Maryland
How Central Bank of Denver, N.A. v. First Interstate Bank of Denver, N.A. applies in Maryland: state-specific rules, key cases, and bar exam notes for Securities Regulation.
Maryland law reflects a similar adherence to the principle that private parties must demonstrate direct involvement in securities fraud to hold a party liable. Following the precedent set in Central Bank, Maryland courts emphasize the need for a clear connection between fraudulent conduct and the party seeking redress.
In Maryland, the Maryland Securities Act requires that any securities fraud claim must establish a direct link between the alleged misrepresentation and the plaintiff's investment decision, mirroring the federal standard articulated in Central Bank.
The court ruled that the plaintiff must prove reliance on misrepresentations in securities cases involving third-party actions.

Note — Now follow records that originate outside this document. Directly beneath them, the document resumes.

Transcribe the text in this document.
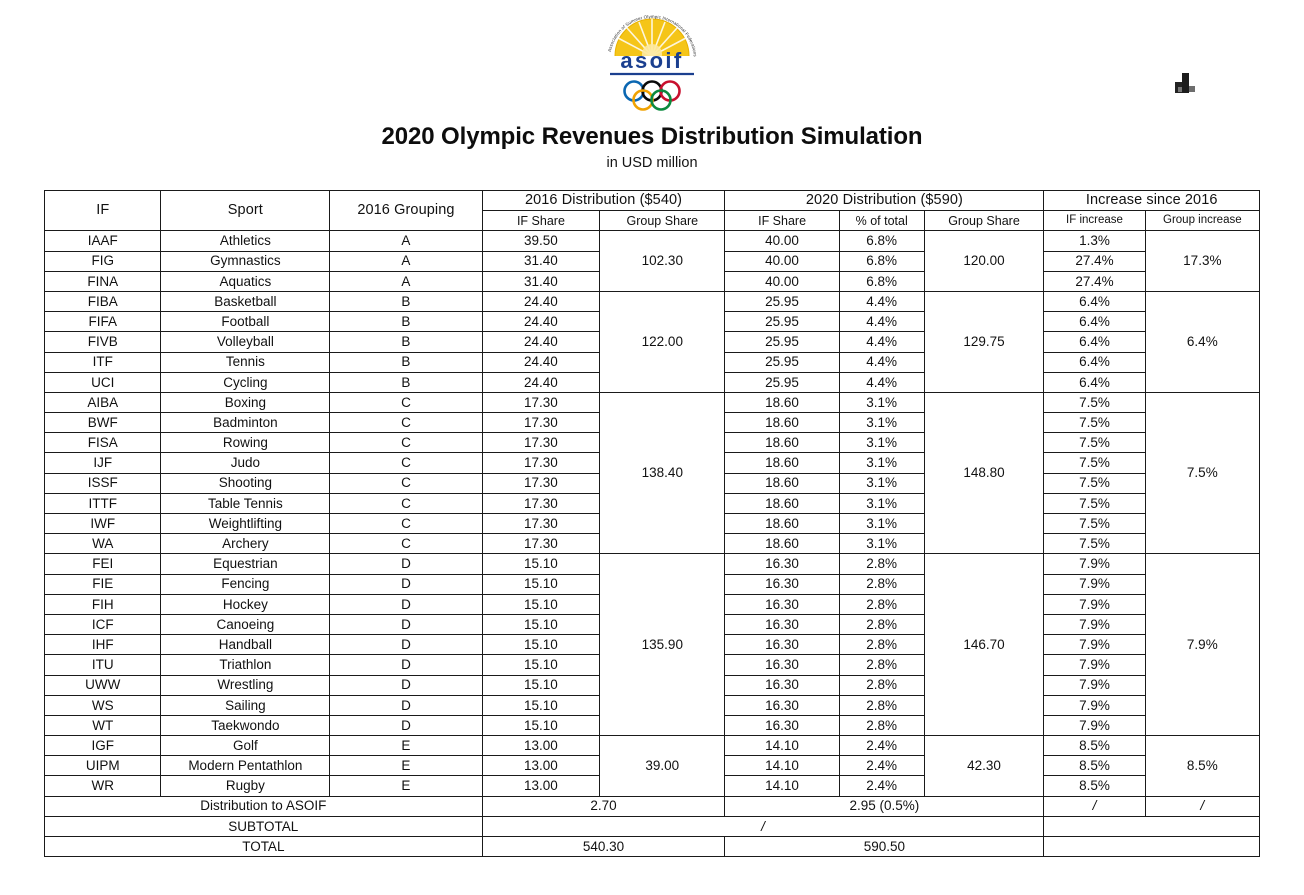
Association of Summer Olympic International Federations
asoif
2020 Olympic Revenues Distribution Simulation
in USD million
IF	Sport	2016 Grouping	2016 Distribution ($540)		2020 Distribution ($590)			Increase since 2016	
			IF Share	Group Share	IF Share	% of total	Group Share	IF increase	Group increase
IAAF	Athletics	A	39.50	102.30	40.00	6.8%	120.00	1.3%	17.3%
FIG	Gymnastics	A	31.40		40.00	6.8%		27.4%	
FINA	Aquatics	A	31.40		40.00	6.8%		27.4%	
FIBA	Basketball	B	24.40	122.00	25.95	4.4%	129.75	6.4%	6.4%
FIFA	Football	B	24.40		25.95	4.4%		6.4%	
FIVB	Volleyball	B	24.40		25.95	4.4%		6.4%	
ITF	Tennis	B	24.40		25.95	4.4%		6.4%	
UCI	Cycling	B	24.40		25.95	4.4%		6.4%	
AIBA	Boxing	C	17.30	138.40	18.60	3.1%	148.80	7.5%	7.5%
BWF	Badminton	C	17.30		18.60	3.1%		7.5%	
FISA	Rowing	C	17.30		18.60	3.1%		7.5%	
IJF	Judo	C	17.30		18.60	3.1%		7.5%	
ISSF	Shooting	C	17.30		18.60	3.1%		7.5%	
ITTF	Table Tennis	C	17.30		18.60	3.1%		7.5%	
IWF	Weightlifting	C	17.30		18.60	3.1%		7.5%	
WA	Archery	C	17.30		18.60	3.1%		7.5%	
FEI	Equestrian	D	15.10	135.90	16.30	2.8%	146.70	7.9%	7.9%
FIE	Fencing	D	15.10		16.30	2.8%		7.9%	
FIH	Hockey	D	15.10		16.30	2.8%		7.9%	
ICF	Canoeing	D	15.10		16.30	2.8%		7.9%	
IHF	Handball	D	15.10		16.30	2.8%		7.9%	
ITU	Triathlon	D	15.10		16.30	2.8%		7.9%	
UWW	Wrestling	D	15.10		16.30	2.8%		7.9%	
WS	Sailing	D	15.10		16.30	2.8%		7.9%	
WT	Taekwondo	D	15.10		16.30	2.8%		7.9%	
IGF	Golf	E	13.00	39.00	14.10	2.4%	42.30	8.5%	8.5%
UIPM	Modern Pentathlon	E	13.00		14.10	2.4%		8.5%	
WR	Rugby	E	13.00		14.10	2.4%		8.5%	
Distribution to ASOIF			2.70		2.95 (0.5%)			/	/
SUBTOTAL			/						
TOTAL			540.30		590.50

Held that a seller of securities can be liable for fraud only if the seller made the misleading statements directly to the investor.
This case reiterated that omission of material facts by a seller is actionable only if there is a direct representation to the investor.
Maryland's securities regulation aligns closely with the federal principles outlined in Central Bank, emphasizing the necessity of direct action by defendants in fraud claims. However, Maryland courts have occasionally allowed for broader interpretations of reliance, which can diverge from the more stringent federal standards.
Maryland bar examinees should be familiar with the necessity of proving a direct link in securities fraud claims, as established in both Central Bank and Maryland courts.